Hamas becomes target again with rising crisis in Gulf

YUSUF SELMAN İNANÇ @yusufsinanc
ISTANBUL
Published
A power plant generates electricity in the central Gaza Strip.
A power plant generates electricity in the central Gaza Strip.

Despite the fact that Hamas has been preparing to undergo a major change and is apparently in a bid to act alone with no links to any umbrella organization as it seeks to self-legitimize itself, the Gulf crisis has made Hamas a target again

Since Israel targeted the power plan in Gaza in 2006, the besieged city has been suffering from energy shortages. While there has been no electricity for 24 hours, in the recent days the situation has worsened, making life in Gaza more difficult. As a result of rivalry between Al-Fateh and Hamas, the Israeli blockade on fuel and the increasing pressure on Hamas thanks to the efforts of Saudi Arabia and the U.S., the densely populated city is mostly grim.

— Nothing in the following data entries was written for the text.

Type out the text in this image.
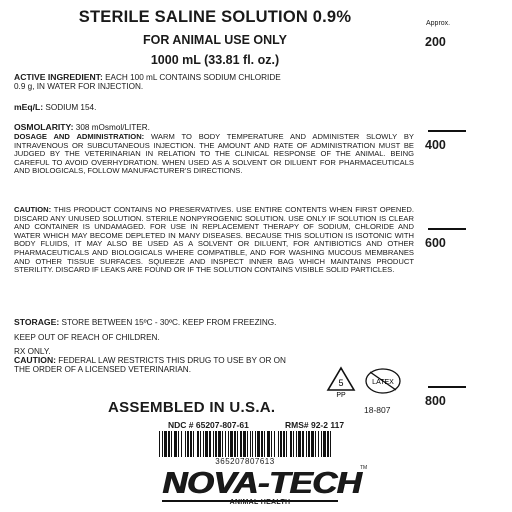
STERILE SALINE SOLUTION 0.9%
FOR ANIMAL USE ONLY
1000 mL (33.81 fl. oz.)
Approx.
200
400
600
800
ACTIVE INGREDIENT: EACH 100 mL CONTAINS SODIUM CHLORIDE
0.9 g, IN WATER FOR INJECTION.
mEq/L: SODIUM 154.
OSMOLARITY: 308 mOsmol/LITER.
DOSAGE AND ADMINISTRATION: WARM TO BODY TEMPERATURE AND ADMINISTER SLOWLY BY INTRAVENOUS OR SUBCUTANEOUS INJECTION. THE AMOUNT AND RATE OF ADMINISTRATION MUST BE JUDGED BY THE VETERINARIAN IN RELATION TO THE CLINICAL RESPONSE OF THE ANIMAL. BEING CAREFUL TO AVOID OVERHYDRATION. WHEN USED AS A SOLVENT OR DILUENT FOR PHARMACEUTICALS AND BIOLOGICALS, FOLLOW MANUFACTURER'S DIRECTIONS.
CAUTION: THIS PRODUCT CONTAINS NO PRESERVATIVES. USE ENTIRE CONTENTS WHEN FIRST OPENED. DISCARD ANY UNUSED SOLUTION. STERILE NONPYROGENIC SOLUTION. USE ONLY IF SOLUTION IS CLEAR AND CONTAINER IS UNDAMAGED. FOR USE IN REPLACEMENT THERAPY OF SODIUM, CHLORIDE AND WATER WHICH MAY BECOME DEPLETED IN MANY DISEASES. BECAUSE THIS SOLUTION IS ISOTONIC WITH BODY FLUIDS, IT MAY ALSO BE USED AS A SOLVENT OR DILUENT, FOR ANTIBIOTICS AND OTHER PHARMACEUTICALS AND BIOLOGICALS WHERE COMPATIBLE, AND FOR WASHING MUCOUS MEMBRANES AND OTHER TISSUE SURFACES. SQUEEZE AND INSPECT INNER BAG WHICH MAINTAINS PRODUCT STERILITY. DISCARD IF LEAKS ARE FOUND OR IF THE SOLUTION CONTAINS VISIBLE SOLID PARTICLES.
STORAGE: STORE BETWEEN 15ºC - 30ºC. KEEP FROM FREEZING.
KEEP OUT OF REACH OF CHILDREN.
RX ONLY.
CAUTION: FEDERAL LAW RESTRICTS THIS DRUG TO USE BY OR ON
THE ORDER OF A LICENSED VETERINARIAN.
5
PP
LATEX
ASSEMBLED IN U.S.A.	18-807
NDC # 65207-807-61	RMS# 92-2 117
365207807613
NOVA-TECH TM
ANIMAL HEALTH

Due to the lack of energy supply, people are predominantly relying on gasoline-fueled generators and solar panels to keep their refrigerators cool and to have access to hot water. Considering that oil prices are high due to the blockade, Gazan people are in a dire situation. Therefore, hundreds of people engaged in a protest against Israel and the Palestinian Authority (PA) as international rights groups warn that there might be a total collapse of basic services. With only three hours of electricity available per day, the U.N. warned that half of Gaza's population is in need of humanitarian aid. Israel said it would reduce electricity supplies after the PA limited its payments for power. PA spokesman Tareq Rashmawi, clarifying the punishment by the authority, said: "We renew the call on the Hamas movement and the de facto government there to hand over all responsibilities of government institutions in Gaza to us so that the government can provide its best services to our people in Gaza," he said two weeks ago.

"Israel charges the PA a total of 40 million shekels ($11 million) a month for electricity, deducting that from the transfers of Palestinian tax revenues it collects on behalf of the authority. Israel does not engage with Hamas, which it considers a terrorist group. Last month, the Palestinian Authority informed Israel that it would cover only 70 percent of the monthly cost of electricity that the Israel Electric Corporation supplies to the Gaza Strip," Reuters reported.

After holding negotiations in Moscow in January, both parties declared they had reached an agreement and that a new National Council would be formed that would include Palestinians who had been exiled. The council was expected to be on the voting ticket in the June elections. Since 2006, Palestinian President Mahmoud Abbas's al-Fatah and Hamas have been engaged in fighting after Hamas won the elections in Gaza; thus increasing the unlikelihood of a unified Palestine. The two sides have a bloody history, having imprisoned dozens for alleged links to rival parties. Namely, in 2007, deadly clashes erupted among party sympathizers after Hamas won the elections in Gaza, as seen in the deadly clashes between party sympathizers in 2007 following the Hamas victory in the Gaza elections of 2007 which brought an end to al-Fatah's rule.

Yet, there was no unification and, on the contrary, the rivalry has deepened. The already isolated and almost financially-collapsed Hamas is unable to pay civil servants' salaries or rebuild the city. Despite the fact that the group has been preparing to undergo a major change – cutting its ties with the Muslim Brotherhood, restoring to relations with Egypt and changing its curriculum – in an apparent bid to act alone with no links to any umbrella organization in attempts to self-legitimize itself, the Qatari crisis has made Hamas a target again.

Taking advantage of the international pressure and alliance with Israel, the PA attempts to delegitimize Hamas by making life more difficult than ever. Despite the efforts of Turkey and Qatar to solve the energy problem, the embargo and the flow of raw materials have not been eased. Under the new conjuncture, Qatar has been accused with aiding "terror groups," including Hamas. While the group has also attempted to mend its ties with Egypt for cooperating against Daesh in North Sinai, the Cairo administration has already abandoned the process and been increasing its pressure on the dissidents as well as anyone who is somehow related with Hamas. As a result of the rift between regional actors, the Gaza people have been deprived of electricity in the midst of summer and Ramadan.